Пока что еще никто не знает, когда именно состоялась встреча, определившая всю дальнейшую жизнь Цандера. Но она могла быть, и история зафиксировала вероятность встречи.
Из наших дней в дымке московского утра он видится идущим по Красной площади, взволнованным, держащим в руках старенькую шапку-ушанку с потертым кожаным верхом, которую забыл надеть. Ветер шуршит, завихряет поземку и, кажется, вот-вот сорвет, поднимет с фундамента, как с каменного пирса, громаду собора Василия Блаженного и унесет в небо на куполах, как на воздушных шарах. С голодным граем мечутся над древними башнями галки, и, похожие на них, в черных платках до бровей, тянутся к церквушке богомолки. И все это уже далеко-далеко внизу, как бы на округлости земного шара - в самом деле, как поката Красная площадь! - а перед глазами внимательное, с нескрываемым удивлением лицо Владимира Ильича. Он схватывал все с полуслова, как будто сам сидел все эти ночи рядом, вычисляя межпланетные трассы. Да и план, который развивал перед Ленином Фридрих Артурович, так и назывался "Путь к звездам". Марс ведь кажется нам звездой! Красной звездой! Разве не заманчиво было бы слетать на Марс?!

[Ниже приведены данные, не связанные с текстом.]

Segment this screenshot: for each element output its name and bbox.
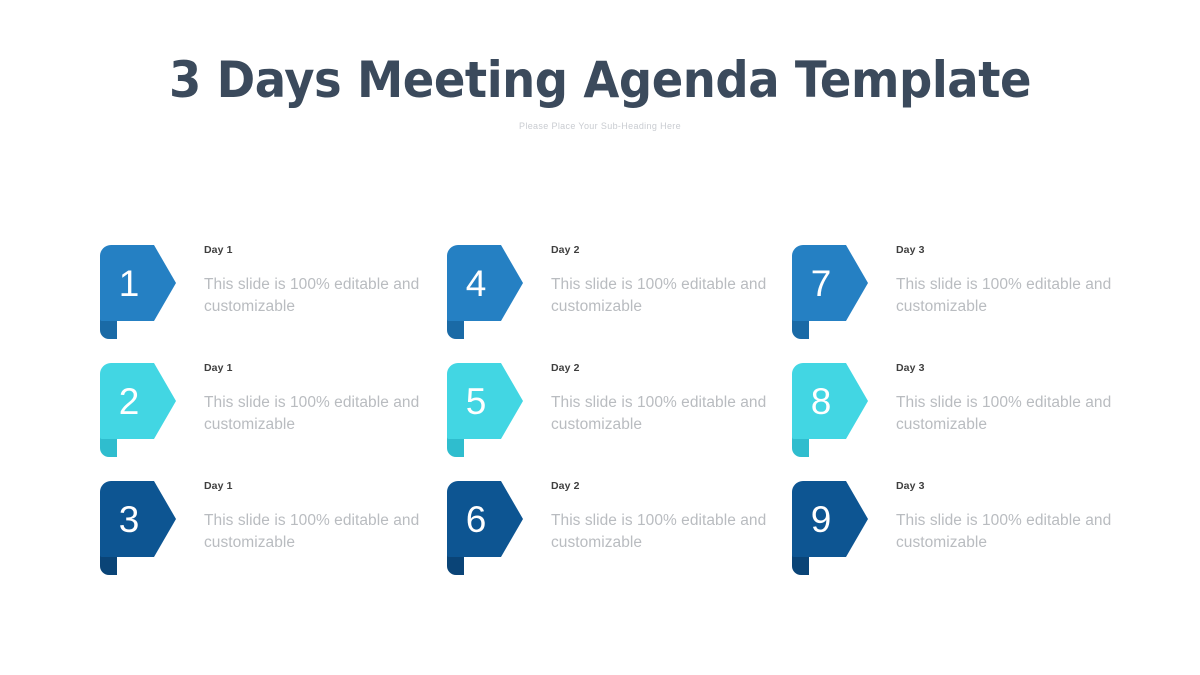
agenda-item[interactable]: 1 Day 1 This slide is 100% editable and …	[96, 232, 443, 350]
agenda-item[interactable]: 9 Day 3 This slide is 100% editable and …	[788, 468, 1133, 586]
agenda-text-block: Day 2 This slide is 100% editable and cu…	[551, 362, 776, 436]
badge-body-shape: 1	[100, 245, 176, 321]
agenda-item[interactable]: 8 Day 3 This slide is 100% editable and …	[788, 350, 1133, 468]
page-title: 3 Days Meeting Agenda Template	[42, 0, 1158, 108]
badge-number: 8	[792, 363, 850, 439]
agenda-badge[interactable]: 1	[100, 245, 176, 339]
agenda-item[interactable]: 3 Day 1 This slide is 100% editable and …	[96, 468, 443, 586]
agenda-badge[interactable]: 2	[100, 363, 176, 457]
page-subtitle: Please Place Your Sub-Heading Here	[0, 108, 1200, 131]
badge-body-shape: 7	[792, 245, 868, 321]
agenda-item[interactable]: 7 Day 3 This slide is 100% editable and …	[788, 232, 1133, 350]
agenda-text-block: Day 2 This slide is 100% editable and cu…	[551, 480, 776, 554]
agenda-text-block: Day 3 This slide is 100% editable and cu…	[896, 244, 1121, 318]
day-label: Day 1	[204, 480, 429, 493]
badge-body-shape: 6	[447, 481, 523, 557]
agenda-text-block: Day 1 This slide is 100% editable and cu…	[204, 362, 429, 436]
badge-body-shape: 8	[792, 363, 868, 439]
agenda-description: This slide is 100% editable and customiz…	[896, 257, 1121, 318]
agenda-badge[interactable]: 4	[447, 245, 523, 339]
agenda-text-block: Day 1 This slide is 100% editable and cu…	[204, 244, 429, 318]
agenda-badge[interactable]: 3	[100, 481, 176, 575]
badge-number: 9	[792, 481, 850, 557]
agenda-text-block: Day 2 This slide is 100% editable and cu…	[551, 244, 776, 318]
badge-number: 7	[792, 245, 850, 321]
day-label: Day 3	[896, 362, 1121, 375]
agenda-item[interactable]: 2 Day 1 This slide is 100% editable and …	[96, 350, 443, 468]
agenda-description: This slide is 100% editable and customiz…	[204, 257, 429, 318]
badge-body-shape: 2	[100, 363, 176, 439]
agenda-badge[interactable]: 5	[447, 363, 523, 457]
badge-number: 5	[447, 363, 505, 439]
day-label: Day 2	[551, 244, 776, 257]
badge-number: 4	[447, 245, 505, 321]
day-label: Day 1	[204, 244, 429, 257]
agenda-item[interactable]: 6 Day 2 This slide is 100% editable and …	[443, 468, 788, 586]
agenda-badge[interactable]: 7	[792, 245, 868, 339]
day-label: Day 3	[896, 244, 1121, 257]
badge-number: 2	[100, 363, 158, 439]
day-label: Day 2	[551, 362, 776, 375]
agenda-badge[interactable]: 8	[792, 363, 868, 457]
agenda-text-block: Day 1 This slide is 100% editable and cu…	[204, 480, 429, 554]
badge-number: 3	[100, 481, 158, 557]
agenda-description: This slide is 100% editable and customiz…	[551, 257, 776, 318]
agenda-item[interactable]: 5 Day 2 This slide is 100% editable and …	[443, 350, 788, 468]
agenda-description: This slide is 100% editable and customiz…	[551, 493, 776, 554]
badge-body-shape: 5	[447, 363, 523, 439]
agenda-item[interactable]: 4 Day 2 This slide is 100% editable and …	[443, 232, 788, 350]
badge-number: 1	[100, 245, 158, 321]
agenda-badge[interactable]: 6	[447, 481, 523, 575]
slide-header: 3 Days Meeting Agenda Template Please Pl…	[0, 0, 1200, 131]
day-label: Day 2	[551, 480, 776, 493]
agenda-description: This slide is 100% editable and customiz…	[896, 375, 1121, 436]
badge-body-shape: 3	[100, 481, 176, 557]
agenda-description: This slide is 100% editable and customiz…	[204, 375, 429, 436]
agenda-grid: 1 Day 1 This slide is 100% editable and …	[96, 232, 1156, 586]
badge-body-shape: 9	[792, 481, 868, 557]
agenda-description: This slide is 100% editable and customiz…	[896, 493, 1121, 554]
agenda-description: This slide is 100% editable and customiz…	[551, 375, 776, 436]
agenda-badge[interactable]: 9	[792, 481, 868, 575]
agenda-description: This slide is 100% editable and customiz…	[204, 493, 429, 554]
agenda-text-block: Day 3 This slide is 100% editable and cu…	[896, 362, 1121, 436]
agenda-text-block: Day 3 This slide is 100% editable and cu…	[896, 480, 1121, 554]
badge-number: 6	[447, 481, 505, 557]
day-label: Day 3	[896, 480, 1121, 493]
day-label: Day 1	[204, 362, 429, 375]
badge-body-shape: 4	[447, 245, 523, 321]
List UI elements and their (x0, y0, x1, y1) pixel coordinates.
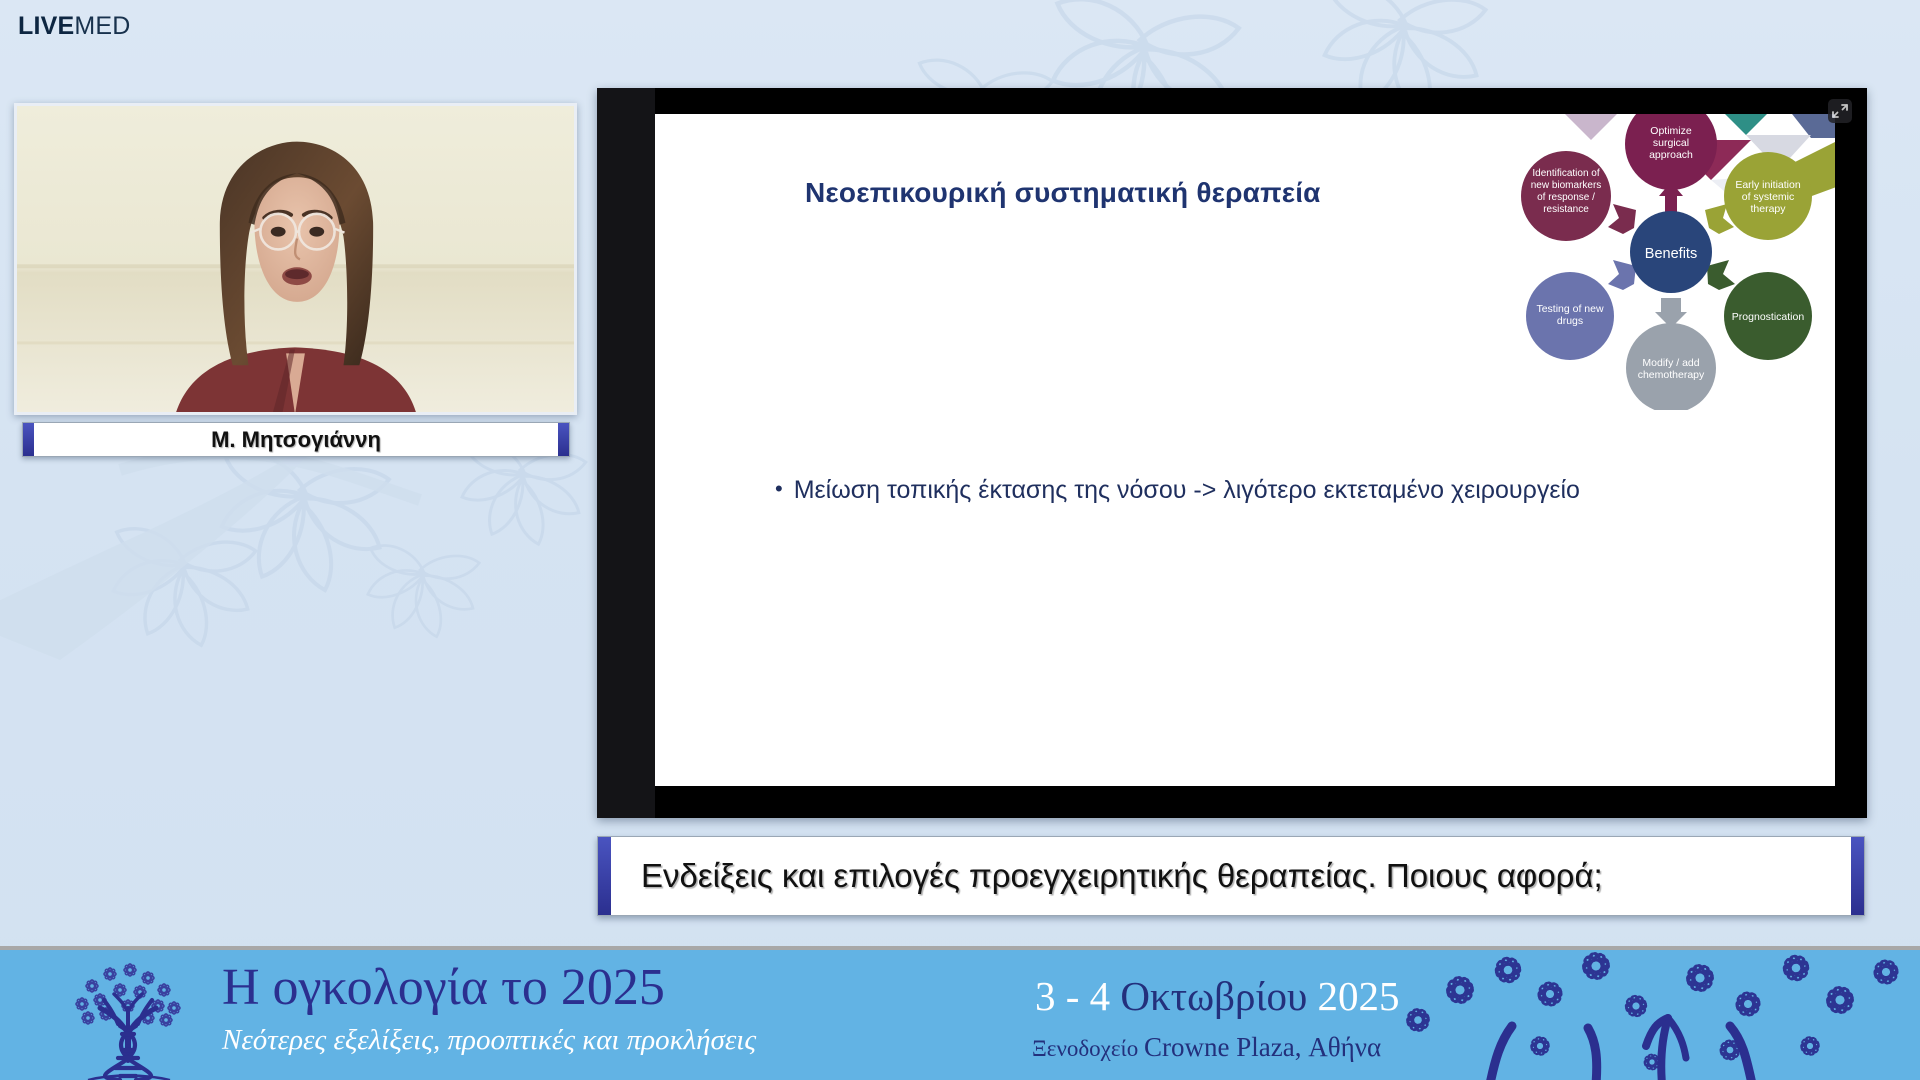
svg-text:Optimize: Optimize (1650, 125, 1692, 137)
benefits-diagram: Benefits Optimize surgical approach Earl… (1491, 114, 1835, 410)
livemed-logo: LIVEMED (18, 14, 131, 39)
svg-text:approach: approach (1649, 149, 1693, 161)
svg-text:Modify / add: Modify / add (1642, 357, 1699, 369)
svg-text:Prognostication: Prognostication (1732, 311, 1805, 323)
session-title-bar: Ενδείξεις και επιλογές προεγχειρητικής θ… (597, 836, 1865, 916)
slide-bullet-item: • Μείωση τοπικής έκτασης της νόσου -> λι… (775, 474, 1645, 506)
caption-right-accent (1851, 837, 1864, 915)
svg-text:of systemic: of systemic (1742, 191, 1795, 203)
svg-text:therapy: therapy (1750, 203, 1786, 215)
logo-live-text: LIVE (18, 12, 74, 40)
slide-title: Νεοεπικουρική συστηματική θεραπεία (805, 177, 1321, 209)
event-date-month: Οκτωβρίου (1120, 973, 1317, 1019)
svg-text:chemotherapy: chemotherapy (1638, 369, 1705, 381)
bullet-marker: • (775, 474, 783, 506)
speaker-name-text: Μ. Μητσογιάννη (34, 423, 558, 456)
svg-text:surgical: surgical (1653, 137, 1689, 149)
svg-text:Identification of: Identification of (1532, 168, 1599, 179)
svg-text:of response /: of response / (1537, 192, 1595, 203)
event-venue: Ξενοδοχείο Crowne Plaza, Αθήνα (1032, 1032, 1381, 1063)
speaker-webcam-feed (17, 106, 574, 415)
speaker-name-badge: Μ. Μητσογιάννη (22, 422, 570, 457)
conference-tree-dna-logo (48, 956, 208, 1080)
venue-prefix: Ξενοδοχείο (1032, 1036, 1144, 1061)
footer-olive-pattern (1400, 950, 1920, 1080)
expand-icon[interactable] (1827, 99, 1853, 123)
svg-text:resistance: resistance (1543, 204, 1589, 215)
badge-left-accent (23, 423, 34, 456)
slide-video-player[interactable]: Benefits Optimize surgical approach Earl… (597, 88, 1867, 818)
badge-right-accent (558, 423, 569, 456)
event-date-year: 2025 (1318, 973, 1400, 1019)
svg-text:new biomarkers: new biomarkers (1531, 180, 1602, 191)
bullet-text: Μείωση τοπικής έκτασης της νόσου -> λιγό… (794, 474, 1580, 506)
venue-name: Crowne Plaza, Αθήνα (1144, 1032, 1381, 1062)
svg-text:drugs: drugs (1557, 315, 1583, 327)
event-date-days: 3 - 4 (1035, 973, 1120, 1019)
event-date: 3 - 4 Οκτωβρίου 2025 (1035, 972, 1400, 1020)
logo-med-text: MED (74, 12, 130, 40)
diagram-center-label: Benefits (1645, 246, 1697, 262)
presentation-slide: Benefits Optimize surgical approach Earl… (655, 114, 1835, 786)
event-footer-banner: Η ογκολογία το 2025 Νεότερες εξελίξεις, … (0, 946, 1920, 1080)
caption-left-accent (598, 837, 611, 915)
svg-text:Testing of new: Testing of new (1536, 303, 1604, 315)
event-subtitle: Νεότερες εξελίξεις, προοπτικές και προκλ… (222, 1024, 756, 1057)
svg-text:Early initiation: Early initiation (1735, 179, 1801, 191)
event-title: Η ογκολογία το 2025 (222, 958, 665, 1017)
caption-text: Ενδείξεις και επιλογές προεγχειρητικής θ… (611, 837, 1851, 915)
speaker-video-panel[interactable] (14, 103, 577, 415)
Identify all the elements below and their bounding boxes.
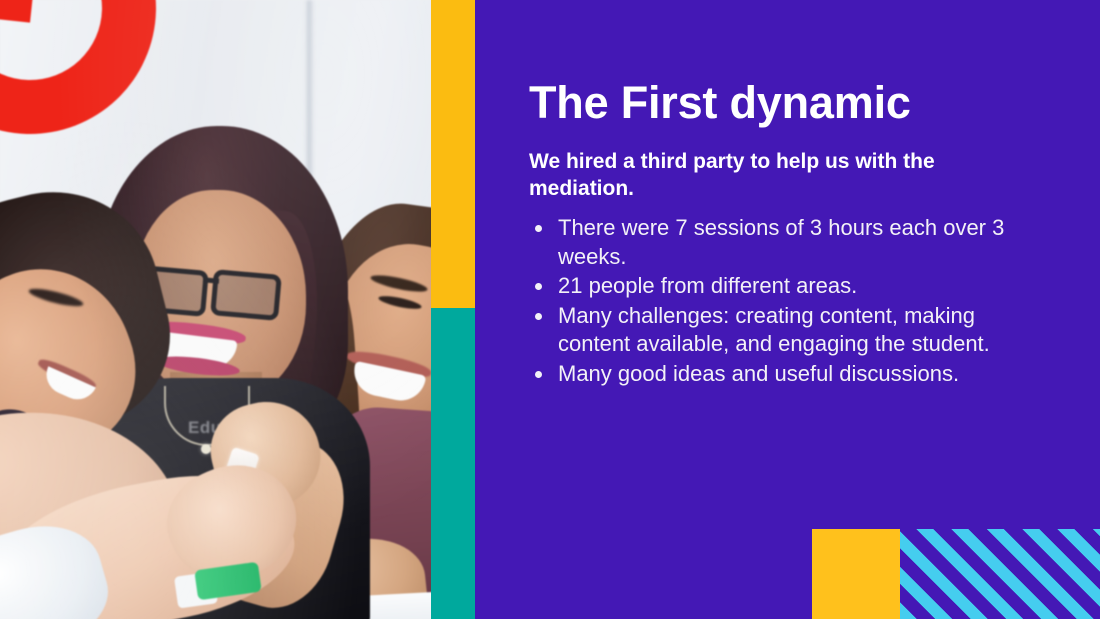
bullet-item: There were 7 sessions of 3 hours each ov… [529, 214, 1031, 271]
accent-bar-yellow [431, 0, 475, 308]
bullet-item: Many good ideas and useful discussions. [529, 360, 1031, 389]
bullet-item: 21 people from different areas. [529, 272, 1031, 301]
decor-diagonal-stripes [900, 529, 1100, 619]
person-center-eyeglass-right-lens [210, 269, 282, 321]
photo-content: Edu [0, 0, 431, 619]
bullet-item: Many challenges: creating content, makin… [529, 302, 1031, 359]
slide-title: The First dynamic [529, 78, 1049, 128]
slide-bullet-list: There were 7 sessions of 3 hours each ov… [529, 214, 1031, 390]
photo-three-women-collaborating: Edu [0, 0, 431, 619]
decor-yellow-square [812, 529, 900, 619]
slide-subtitle: We hired a third party to help us with t… [529, 148, 987, 203]
accent-bar-teal [431, 308, 475, 619]
presentation-slide: Edu The First dy [0, 0, 1100, 619]
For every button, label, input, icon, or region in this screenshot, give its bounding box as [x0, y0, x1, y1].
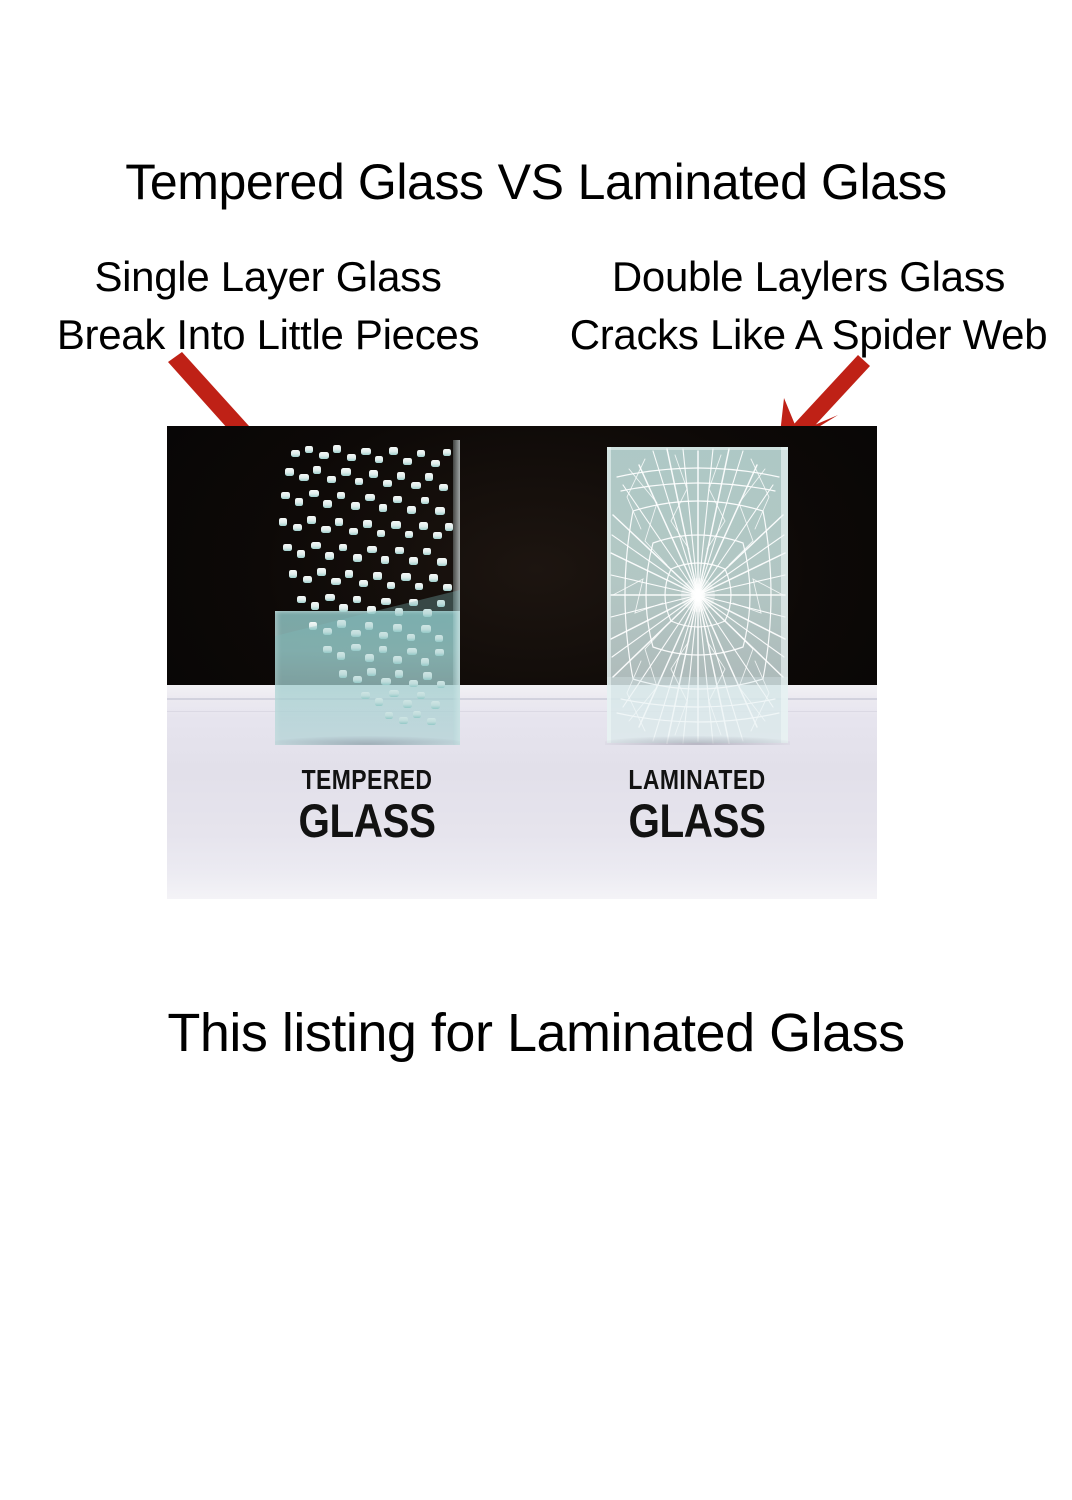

Цандер знал в подробностях, что для этого нужно. Первое - взять с собой кислород и вещества, абсорбирующие выдыхаемую углекислоту, как, например, едкий калий. Для питания годятся консервы. Но для самых дальних рейсов будет выгоднее устроить предложенные еще Циолковским оранжереи. Калужанин вычислил, что для вечного питания одного человека достаточно взять с собой один квадратный метр с плантациями наиболее плодовитых растений, скажем банана. И лети. Метеориты? Что ж, обезопасить корабль можно устройством секций, воздухонепроницаемо отделенных друг от друга. Люди же должны будут находиться в своего рода водолазных костюмах...
Самым удивительным было то, что Владимира Ильича интересовали подробности, а его вопросы не только не озадачивали, а словно бы даже подбадривали. И Цандер улыбнулся, вспомнив мелькнувшую в ленинских глазах лукавинку, когда совершенно серьезно тот спросил его: "Ну а сами-то вы полетите первым?" - "Конечно, Владимир Ильич, а кто же еще? Ведь надо подать пример остальным!" И он как бы снова ощутил крепкое, ободряющее рукопожатие Ленина, пообещавшего на прощание самую горячую поддержку.
И всю жизнь, до конца дней своих, он будет вспоминать разговор с Владимиром Ильичем как самые счастливые минуты. Да, именно та встреча вывела наконец-то на орбиту его мечту. И само расположение, участие вождя, занятого тысячью неотложных государственных дел, не только придало сил и вселило веру в успех, - расставаясь с Лениным, он понял, что уже не сможет отступить ни на шаг, что не только он Ленину, а и как бы Ленин доверился ему, и не сдержать слова уже было бы невозможным.